I don't just have one favorite car, thats way too hard a decision. I know that I drove a kit car version of the Shelby Cobra with only a 5.0 in it, and I damn near pissed my pants. Its an oldie, but a damn goodie


----------



## r0gu3 (Apr 26, 2004)

Can't forget RX-7's.


----------



## redbellyjx © (Jan 26, 2004)

spiderman2099uk said:


> is a rice boy sum1 who has a fast and furious stlye car? in uk theyre called boy racers.


 yep


----------



## deadhead (Dec 29, 2003)

This thread needs more classic muscle cars......!!!!


----------



## NTcaribe (Apr 8, 2004)

redbellyjx said:


> wow those rice burners look GAY.
> my favortie car of all time is the ferrari 355 spider.

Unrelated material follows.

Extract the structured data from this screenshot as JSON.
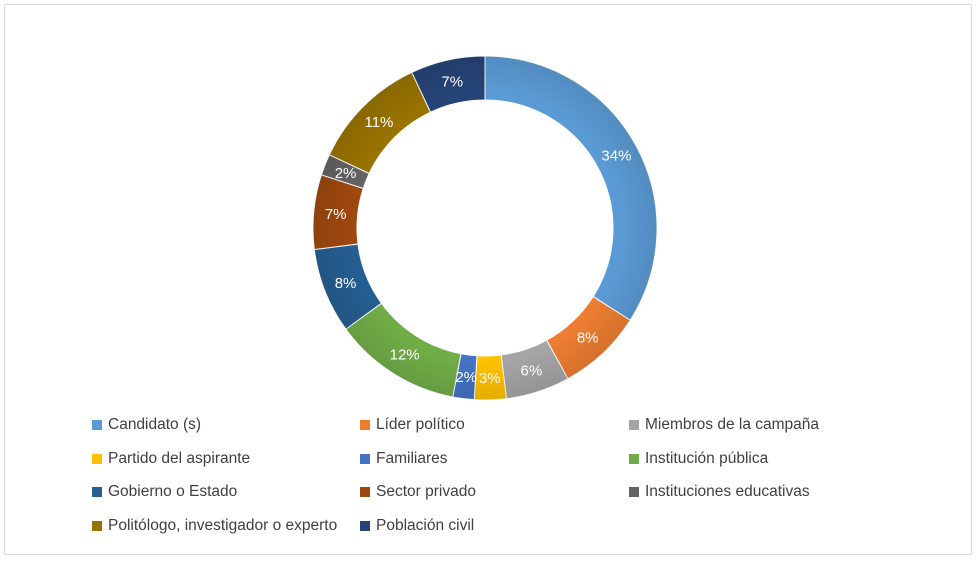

 yeah do you have 400,000 to spend on that car?

hahahaha


----------



## NTcaribe (Apr 8, 2004)

shelby gt 500


----------



## NTcaribe (Apr 8, 2004)

really big pic
dont dis' the ford GT just cause it can whoop any car you own.


----------



## fiaman101 (Feb 22, 2004)

My 5.0 pic to come later(screw rice)


----------



## fiaman101 (Feb 22, 2004)

My 5.0 pic to come later(screw rice)


----------



## r0gu3 (Apr 26, 2004)

I hate ricers.


----------



## redbellyjx © (Jan 26, 2004)

nasty typhoon said:


> redbellyjx said:
> 
> 
> > wow those rice burners look GAY.
> ...


actually, the f50s and f40s are the 400K+ cars. if you look around you can find 355s for 50K


----------